Nous retrouvons cette même dissociation entre « nous et nos choses » dans le troisième moment de l’exposition avec 3×36 et avec Le Catalogue de gestes qui se compose d’une série de projections vidéos de plans rapprochés de gestes du quotidien — dégrafer une robe, toucher l’eau, ouvrir un mouchoir, etc. Cette œuvre débutée en 1994 consiste à lister filmiquement, de façon systématique, les gestes courants au sein de l’environnement immédiat.
Technique empruntée au cinéma, le gros plan offre ici une vision quasi sensuelle du « petit monde de l’anodin », qui est généralement celui de la répétition. Mais les focalisations esthétiques de Natacha Nisic s’amoncellent en une chute sans fin de désillusions : parce que nous sommes ignorants de nos propres gestes, un écart se creuse entre nous et les choses. Nous devenons les acteurs passifs de notre ordinaire.

3×36 fait appel à la mémoire des lieux sous la forme du défilement en vidéo de trois photographies prises dans trois villes différentes : Paris, Londres, Berlin. Les clichés se succèdent, chacun doté d’une approche visuelle différente. Les points de fuite sont décadrés, et les contours absorbés par l’image qui se superpose à la précédente. La fluidité nuageuse qui en découle invite à reconsidérer la multiplicité du regard avec ses différents points de vue sur les choses; elle met aussi en évidence combien nos propres images nous échappent. Même les choses les plus affectives de la mémoire restent des choses subies…

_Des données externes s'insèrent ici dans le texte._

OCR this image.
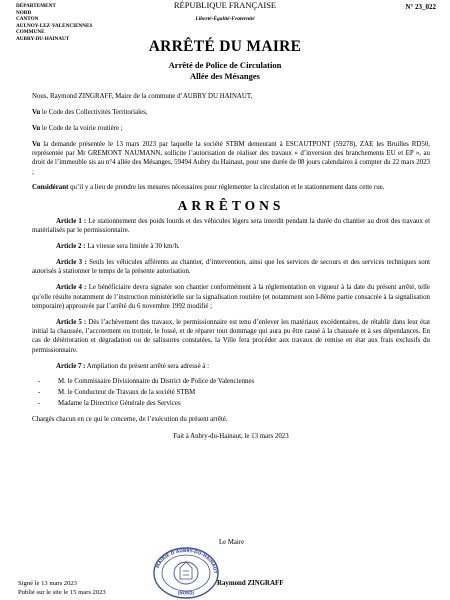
DÉPARTEMENT
NORD
CANTON
AULNOY-LEZ-VALENCIENNES
COMMUNE
AUBRY-DU-HAINAUT
RÉPUBLIQUE FRANÇAISE
Liberté-Égalité-Fraternité
N° 23_022
ARRÊTÉ DU MAIRE
Arrêté de Police de Circulation
Allée des Mésanges

Nous, Raymond ZINGRAFF, Maire de la commune d’AUBRY DU HAINAUT,

Vu le Code des Collectivités Territoriales,

Vu le Code de la voirie routière ;

Vu la demande présentée le 13 mars 2023 par laquelle la société STBM demeurant à ESCAUTPONT (59278), ZAE les Bruilles RD50, représentée par Mr GREMONT NAUMANN, sollicite l’autorisation de réaliser des travaux « d’inversion des branchements EU et EP », au droit de l’immeuble sis au n°4 allée des Mésanges, 59494 Aubry du Hainaut, pour une durée de 08 jours calendaires à compter du 22 mars 2023 ;

Considérant qu’il y a lieu de prendre les mesures nécessaires pour réglementer la circulation et le stationnement dans cette rue.

ARRÊTONS

Article 1 : Le stationnement des poids lourds et des véhicules légers sera interdit pendant la durée du chantier au droit des travaux et matérialisés par le permissionnaire.

Article 2 : La vitesse sera limitée à 30 km/h.

Article 3 : Seuls les véhicules afférents au chantier, d’intervention, ainsi que les services de secours et des services techniques sont autorisés à stationner le temps de la présente autorisation.

Article 4 : Le bénéficiaire devra signaler son chantier conformément à la réglementation en vigueur à la date du présent arrêté, telle qu’elle résulte notamment de l’instruction ministérielle sur la signalisation routière (et notamment son I-8ème partie consacrée à la signalisation temporaire) approuvée par l’arrêté du 6 novembre 1992 modifié ;

Article 5 : Dès l’achèvement des travaux, le permissionnaire est tenu d’enlever les matériaux excédentaires, de rétablir dans leur état initial la chaussée, l’accotement ou trottoir, le fossé, et de réparer tout dommage qui aura pu être causé à la chaussée et à ses dépendances. En cas de détérioration et dégradation ou de salissures constatées, la Ville fera procéder aux travaux de remise en état aux frais exclusifs du permissionnaire.

Article 7 : Ampliation du présent arrêté sera adressé à :

- M. le Commissaire Divisionnaire du District de Police de Valenciennes
- M. le Conducteur de Travaux de la société STBM
- Madame la Directrice Générale des Services

Chargés chacun en ce qui le concerne, de l’exécution du présent arrêté.

Fait à Aubry-du-Hainaut, le 13 mars 2023

Le Maire
MAIRIE D'AUBRY-DU-HAINAUT
(NORD)
Raymond ZINGRAFF
Signé le 13 mars 2023
Publié sur le site le 15 mars 2023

Le quatrième moment de l’exposition est consacré aux rapports du corps avec son environnement proche : au travers de l’habitat — Haus présente une structure inversée d’un toit en bois où se projette une double vidéo ; puis au travers de l’habité, avec la vidéo Le Monde est rond où l’on voit le ventre d’une femme enceinte qui précède ses pas; enfin au travers du ressenti — la série de photographies Touché par la mère met en scène des jeunes gens dont certaines parties du corps sont couvertes de peinture rose ou bleue.
Dans ces œuvres, le corps est à la fois plus présent et plus angoissant, comme soumis à son propre sort. Dans Touché par la mère, les marques colorées balisent les endroits du corps touchés par le père, la mère ou les ami(e)s, et assimilent nos actes à des empreintes psychologiques. L’expression à même la peau de la présence de l’autre, où le corps est devenu « relation à l’autre », trahit notre propre impuissance.

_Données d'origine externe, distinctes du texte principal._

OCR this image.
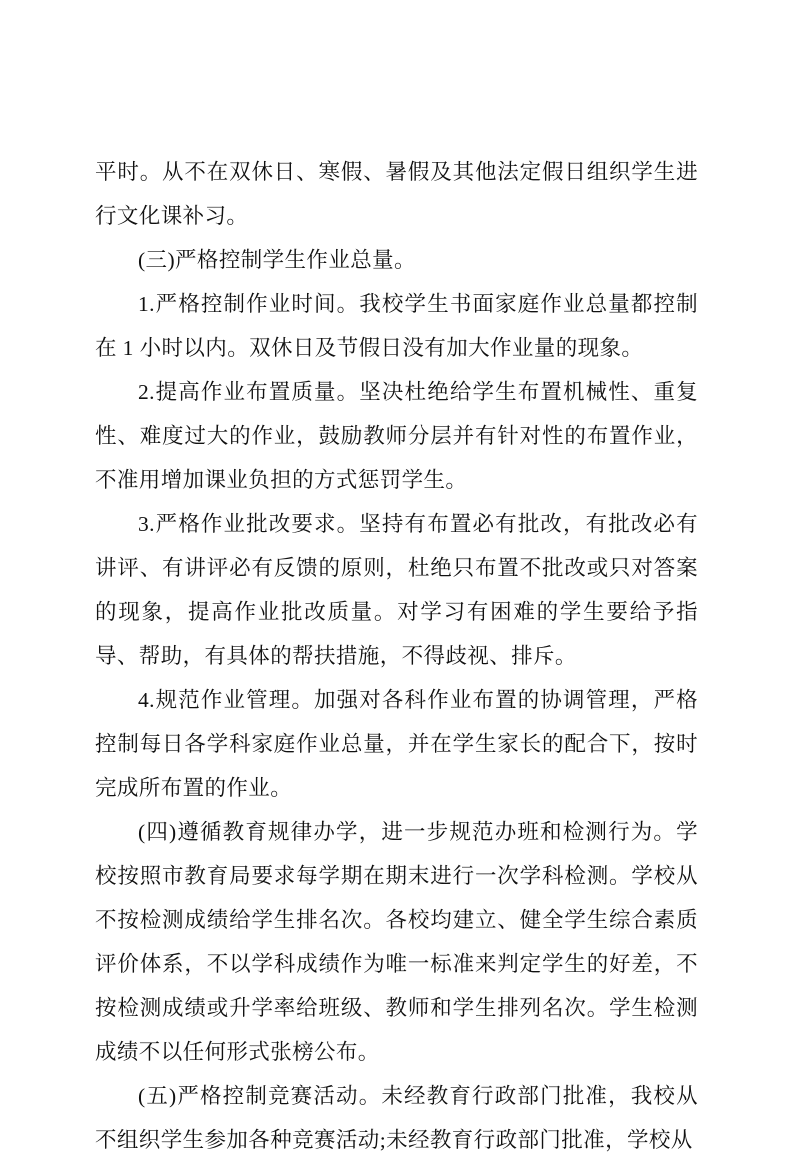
平时。从不在双休日、寒假、暑假及其他法定假日组织学生进行文化课补习。

(三)严格控制学生作业总量。

1.严格控制作业时间。我校学生书面家庭作业总量都控制在 1 小时以内。双休日及节假日没有加大作业量的现象。

2.提高作业布置质量。坚决杜绝给学生布置机械性、重复性、难度过大的作业，鼓励教师分层并有针对性的布置作业，不准用增加课业负担的方式惩罚学生。

3.严格作业批改要求。坚持有布置必有批改，有批改必有讲评、有讲评必有反馈的原则，杜绝只布置不批改或只对答案的现象，提高作业批改质量。对学习有困难的学生要给予指导、帮助，有具体的帮扶措施，不得歧视、排斥。

4.规范作业管理。加强对各科作业布置的协调管理，严格控制每日各学科家庭作业总量，并在学生家长的配合下，按时完成所布置的作业。

(四)遵循教育规律办学，进一步规范办班和检测行为。学校按照市教育局要求每学期在期末进行一次学科检测。学校从不按检测成绩给学生排名次。各校均建立、健全学生综合素质评价体系，不以学科成绩作为唯一标准来判定学生的好差，不按检测成绩或升学率给班级、教师和学生排列名次。学生检测成绩不以任何形式张榜公布。

(五)严格控制竞赛活动。未经教育行政部门批准，我校从不组织学生参加各种竞赛活动;未经教育行政部门批准，学校从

Telle est peut-être la conclusion ironique et tragique de cette exposition : au mieux le corps s’ignore et ignore l’acte de son absence, il est habitant et habité; au pire, il est touché, juste touché. C’est le plus inconscient de notre état au monde. Ce qui est actif fait subir, ce qui est subi est actif.

Natacha Nisic :
Ikiru / Vivre, 2003. 2 photos, 2 caissons lumineux. 120 x 80 cm.
À louer/ Zu vermieten, 1998-2003. 4 photos éclairées par des néons. 265 x 130 cm.
Le suicide des objets, 1999. Vidéo projection.
Haus, 2003. Vidéo et structure, bois et toile de projection.
Touché par la mère, 2003. 3 photos.
Le monde est rond, 2001. Vidéo.
Le catalogue de gestes, depuis 1994. Vidéo projection.
Indice Nikei, 2003. Installation sonore.
3×36 – aide mémoire, 1998-2001. Vidéo projection.
Le grain de l’image, 2003. Pièce sonore.